KEY POINTS:
Bridgecorp's collapse has fuelled calls for faster implementation of new regulations for finance companies.
The new rules, announced last month, mean finance companies will require mandatory credit ratings from a reputable international agency such as Standard & Poor's.
Also, the Securities Commission will have oversight of the trustee companies that act as the sector's frontline regulators and the Reserve Bank will handle registration and prudential regulation.
However, the new regime is not scheduled to take effect until 2010.
Andrew Walker, chief executive of listed finance company Dorchester Pacific, said the failure of Bridgecorp would lead to further questions about the sector's governance transparency and quality of the sector's governance, "and that's a good outcome".
While those issues and more stringent regulation of financial advisers were addressed by the new rules, "I think we'll see that get accelerated and it's not a bad thing".
Standard & Poor's director of corporate and government ratings, Gavin Gunning, said Bridgecorp's demise was "a major wake-up call" for the sector and notable because it had happened during favourable economic conditions.

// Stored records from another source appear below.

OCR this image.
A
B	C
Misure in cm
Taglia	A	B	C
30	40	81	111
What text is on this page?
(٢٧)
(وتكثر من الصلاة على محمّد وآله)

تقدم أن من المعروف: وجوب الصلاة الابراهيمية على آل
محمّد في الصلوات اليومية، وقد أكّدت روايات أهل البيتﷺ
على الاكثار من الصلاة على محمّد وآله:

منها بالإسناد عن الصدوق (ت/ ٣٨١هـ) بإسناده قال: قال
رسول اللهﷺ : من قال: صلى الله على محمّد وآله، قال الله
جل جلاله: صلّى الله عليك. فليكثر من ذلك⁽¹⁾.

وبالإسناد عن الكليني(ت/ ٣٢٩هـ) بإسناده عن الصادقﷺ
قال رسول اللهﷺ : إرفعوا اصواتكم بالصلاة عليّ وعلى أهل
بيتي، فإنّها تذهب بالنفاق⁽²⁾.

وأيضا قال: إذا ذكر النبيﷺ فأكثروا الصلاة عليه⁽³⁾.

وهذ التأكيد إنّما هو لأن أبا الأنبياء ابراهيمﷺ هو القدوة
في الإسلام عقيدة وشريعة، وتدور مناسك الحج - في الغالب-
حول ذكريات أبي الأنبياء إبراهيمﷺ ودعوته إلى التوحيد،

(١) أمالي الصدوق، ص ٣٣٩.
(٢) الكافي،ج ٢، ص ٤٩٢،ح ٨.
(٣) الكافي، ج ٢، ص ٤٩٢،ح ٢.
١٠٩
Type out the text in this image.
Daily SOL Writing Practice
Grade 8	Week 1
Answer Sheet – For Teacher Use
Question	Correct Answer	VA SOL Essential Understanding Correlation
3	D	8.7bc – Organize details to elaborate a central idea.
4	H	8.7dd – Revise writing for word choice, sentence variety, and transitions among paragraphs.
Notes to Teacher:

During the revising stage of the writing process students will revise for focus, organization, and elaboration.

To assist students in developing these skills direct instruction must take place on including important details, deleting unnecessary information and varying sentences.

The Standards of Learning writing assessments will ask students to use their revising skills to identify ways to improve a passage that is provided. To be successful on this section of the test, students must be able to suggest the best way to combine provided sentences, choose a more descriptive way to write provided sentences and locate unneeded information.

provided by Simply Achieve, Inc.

"Coupled with the failures of three other finance companies, these events are an unequivocal red flag signalling that reforms need to occur within the industry as a matter of priority if more investors are not to lose out when the economic cycle turns."
Commerce Minister Lianne Dalziel was unwilling to comment on Bridgecorp until she had seen the receiver's report but said: "It's not something I would think we'd have to adjust the timetable for but I never rule anything out before being confronted with facts."
Gunning said Standard & Poor's had noted accelerating initiatives by finance companies to strengthen their businesses in anticipation of the new rules. While the agency viewed those initiatives favourably, "they are yet to be fully implemented and have not been tested in an economic downturn".
Meanwhile, it has emerged that Bridgecorp's Australian arm transferred A$3.5 million ($3.8 million) to its struggling New Zealand operation in recent weeks.
The Australian parent company and eight subsidiaries including Bridgecorp Finance were placed in receivership on Wednesday, two days after the New Zealand arm.
Bridgecorp Finance at one point had up to A$150 million worth of debenture stock and capital notes on issue, but was last year barred from raising new funds and ordered to repay its investors by the Australian Investment and Securities Commission (ASIC). It is now believed to owe about A$24.5 million to 1000 investors.
It is understood to have total debts of A$32 million and potentially realisable assets of A$43 million although almost half of that consists of loans to other Bridgecorp companies and the recently transferred A$3.5 million.
Last year Bridgecorp revealed its New Zealand operations had supported those in Australia to the tune of $52.1 million.